Faces of Refugees III door Nonny Dutton (WonderLemming) Palestijnse vluchtelingen in het Jenin Vluchtelingenkamp, Westelijke Jordaanoever.
De termen vliegen je om de oren, maar wat betekenen ze? Zoals gewoonlijk worden er heel wat termen door elkaar gebruikt, vaak in argumenten die – wanneer je nagaat wat er bedoeld wordt – niet veel steek houden, omdat ze over de foute bevolkingsgroepen gaan.
Dus laten we ze eens op een rijtje zetten.

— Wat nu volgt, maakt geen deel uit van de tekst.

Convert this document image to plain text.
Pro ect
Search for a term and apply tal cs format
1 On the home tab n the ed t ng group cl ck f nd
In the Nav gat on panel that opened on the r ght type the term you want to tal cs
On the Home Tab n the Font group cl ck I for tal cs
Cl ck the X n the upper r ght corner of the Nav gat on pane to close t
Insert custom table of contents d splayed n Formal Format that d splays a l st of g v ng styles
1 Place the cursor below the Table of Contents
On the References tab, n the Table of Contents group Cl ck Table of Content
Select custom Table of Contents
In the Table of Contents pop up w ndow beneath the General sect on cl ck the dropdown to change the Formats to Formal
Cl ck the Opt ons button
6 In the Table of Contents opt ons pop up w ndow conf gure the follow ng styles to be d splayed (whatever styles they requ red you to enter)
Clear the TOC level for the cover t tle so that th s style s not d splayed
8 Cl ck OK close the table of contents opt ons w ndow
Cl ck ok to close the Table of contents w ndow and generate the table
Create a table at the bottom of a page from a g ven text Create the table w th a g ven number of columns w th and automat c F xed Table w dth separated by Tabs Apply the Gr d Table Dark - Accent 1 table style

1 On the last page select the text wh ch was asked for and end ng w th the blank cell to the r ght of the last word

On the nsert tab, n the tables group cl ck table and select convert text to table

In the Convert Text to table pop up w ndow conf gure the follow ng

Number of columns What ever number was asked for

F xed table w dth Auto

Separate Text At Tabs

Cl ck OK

Migranten zijn mensen die hun eigen regio, land of continent verlaten en zich elders vestigen. Dat kan tijdelijk zijn, bv. voor de duur van een opdracht of opleiding, of permanent. In de streek die je verlaat, word je een emigrant genoemd, in de streek waar je naar toe trekt ben je dan een immigrant. Wie na zijn studies in Leuven blijft hangen en niet terugkeert naar het ouderlijke nest in Wervik, emigreert uit Wervik en immigreert in Leuven. Migratie is dus niet alleen iets van landen en nationaliteiten.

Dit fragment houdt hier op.